Todos los domingos pero especialmente en el Tiempo de Pascua y de modo especial el Domingo que sucede a la Vigilia Pascual, la liturgia católica conmemora y celebra la confesión de fe que sostiene y da sentido a la religión y a la vida de cada creyente y de la comunidad eclesial: que Cristo Resucitó, esto es, que su anuncio, su mensaje, su proyecto de vida y el Reinado de Dios por El anunciado y presencializado continúan en la vida nueva de los cristianos en Iglesia y en la construcción de un mundo mejor - en la que hemos de vivir empeñados - mediante el cumplimiento de la voluntad del Padre de Jesucristo, nuestro Padre, que consiste en que nos amemos los unos a los otros como Dios mismo nos ama.

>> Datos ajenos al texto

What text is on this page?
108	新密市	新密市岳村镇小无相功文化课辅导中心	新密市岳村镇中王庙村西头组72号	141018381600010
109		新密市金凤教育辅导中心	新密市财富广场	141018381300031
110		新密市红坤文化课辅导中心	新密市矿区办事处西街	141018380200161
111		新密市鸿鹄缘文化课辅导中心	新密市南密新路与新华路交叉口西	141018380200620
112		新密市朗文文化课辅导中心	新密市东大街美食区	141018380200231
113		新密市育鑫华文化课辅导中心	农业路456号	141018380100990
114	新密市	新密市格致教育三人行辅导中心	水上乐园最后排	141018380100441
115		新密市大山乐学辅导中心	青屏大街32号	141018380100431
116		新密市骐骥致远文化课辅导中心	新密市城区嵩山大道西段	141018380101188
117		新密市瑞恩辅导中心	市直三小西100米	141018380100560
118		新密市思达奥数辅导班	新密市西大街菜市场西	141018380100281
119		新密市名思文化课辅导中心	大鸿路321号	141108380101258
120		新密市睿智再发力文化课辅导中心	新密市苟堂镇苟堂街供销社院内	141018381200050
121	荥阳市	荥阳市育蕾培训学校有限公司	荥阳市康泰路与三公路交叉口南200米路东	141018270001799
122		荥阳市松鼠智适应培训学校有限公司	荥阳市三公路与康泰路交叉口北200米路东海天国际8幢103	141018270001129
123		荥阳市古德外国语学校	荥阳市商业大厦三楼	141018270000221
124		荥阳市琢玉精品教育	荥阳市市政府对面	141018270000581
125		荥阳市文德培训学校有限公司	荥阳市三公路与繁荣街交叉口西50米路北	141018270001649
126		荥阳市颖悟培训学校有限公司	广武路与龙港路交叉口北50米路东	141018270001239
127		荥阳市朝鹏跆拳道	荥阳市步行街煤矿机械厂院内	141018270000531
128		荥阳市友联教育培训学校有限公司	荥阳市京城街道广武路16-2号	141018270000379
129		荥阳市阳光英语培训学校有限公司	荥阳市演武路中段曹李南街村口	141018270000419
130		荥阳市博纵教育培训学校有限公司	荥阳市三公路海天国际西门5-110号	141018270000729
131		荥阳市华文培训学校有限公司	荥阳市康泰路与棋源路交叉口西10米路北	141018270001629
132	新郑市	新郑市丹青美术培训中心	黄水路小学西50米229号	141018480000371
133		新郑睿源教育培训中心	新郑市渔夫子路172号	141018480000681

El centro y fundamento de la predicación de Jesús, con sus hechos y palabras, su pretensión profética, y la percepción que de su obra tienen sus paisanos y contemporáneos, tal como lo consignan en los textos neotestamentarios, es la instauración del Reinado de Dios anunciado por los profetas y esperado por el pueblo del Antiguo Testamento. Pero contrario a las características guerrero/militares y político expansionistas que tendría el Mesías y con las que contaba el perfil del Esperado, del Enviado a instaurar el Reino de Dios, Jesús hace presente la soberanía de Dios en el mundo mediante el amor de los que se reconocen hijos del mismo Padre y, en consecuencia, construyen el mundo en la paz que brota de la justicia, la paz como suma de bendiciones de Dios para el hombre explicitadas en abundancia de verdad, de compasión, de misericordia, de solidaridad, de pan, de salud, de perdón, de libertad, de nuevas y renovadas oportunidades de vida y no cualquier vida sino una vida abundante.
La Resurrección, confesión fundamental de fe de los primeros cristianos, nace de una transformación de sus vidas operada por el Crucificado: transformación por la que se experimentan, se saben y se confiesan “hombres nuevos”; vida nueva por la que ahora claman a Dios “Padre” y se encuentran con el Crucificado Viviente “al partir el pan” que los alimenta y que los congrega como hermanos en pequeñas comunidades de fe y esperanza en las que saben que han pasado de la muerte a la vida nueva porque ahora se aman los unos a los otros eficazmente, de tal manera que ni uno solo, entre ellos, pasa necesidad.
La pascua cristiana es, por tanto, la celebración del triunfo de la vida sobre la muerte, es la victoria del amor y el perdón sobre el odio y es, por tanto, la apertura a una vida nueva y a un mundo nuevo en el que la convivencia, la reconciliación y todo bien sean posibles mediante el mandamiento nuevo del amor, síntesis del evangelio de Jesucristo, que invita al hombre a un nuevo estilo de vida que consiste no en ahorrar y cuidar la propia vida egoístamente sino en gastarla en favor de los otros como condición para la felicidad o vida eterna que todos buscamos y anhelamos mientras somos peregrinos en la tierra.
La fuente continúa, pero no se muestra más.